In the US, Amazon’s share is better at 10.9%, but Samsung is at 18% and Apple at 57%. At the end of 2020, Samsung and Amazon were tied in US tablet market share at 15%. Did Fire OS transform their relative market share and entice developers to modify designs for Fire OS? The evidence is not compelling.

Finally, Amazon has attempted to distribute products and services to aid the telecom industry. They tried selling High Speed Internet (article here), and they also have had many iterations of distributing wireless devices (2018 data here – 23% of 12% = less than 3% of all smartphones sold are through Amazon). Their track record is dismal – Apple leads, and the Cupertino giant is looking to step up retail quality at a time when others are minimizing that channel (article from Bloomberg here).

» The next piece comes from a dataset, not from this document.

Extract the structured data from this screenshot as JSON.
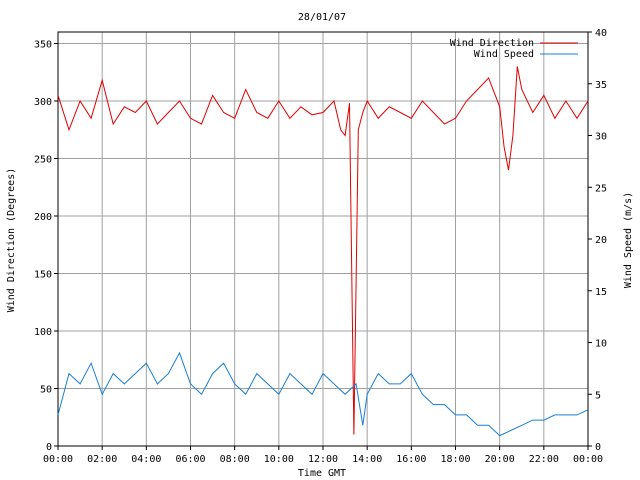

Here’s what we think Amazon could do for Prime customers:

  1. Offer a discount on selected wireless plans for individuals and families (save X% as a result of being a Prime customer). This is not an MVNO. American Express already has a rebate program for selected streaming audio and video plans. Amazon could use the framework of this plan save Prime families money.
  2. Offer free data (perhaps with an annual cap) for Prime members on new Fire tablets. This is a no brainer, in our opinion and could have been done years ago when deprioritized data was first introduced to MVNOs (specifically cable). This could be assembled as a multi-carrier MVNO and be seamless to the customer (via e-SIM).
  3. Work with one or more wireless carriers to make the Amazon Prime Video app data efficient. We have long been an advocate of having one or more apps use up a multiple tens of Gigabytes of memory when it’s available. Amazon owns the entire MGM library so digital rights should be an easier hurdle to overcome. Won’t work for Thursday Night Football, but might take tonnage off of the network and improve Prime Video and Prime Music adoption (which are improving, but still far behind Apple and Google).

The bottom line is that Amazon’s entry (with presumably Dish) would impact an already competitive market (including cable MVNOs as Prime+ wireless might be a more compelling and sustainable bundle than cable + wireless). What the wireless industry should worry about are companies like Google and Apple who have intricate knowledge of hardware, radios, spectrum, and applications. Amazon would be a bad thunderstorm for the industry, but other Fab Five providers could produce a full-on Cat 5 hurricane.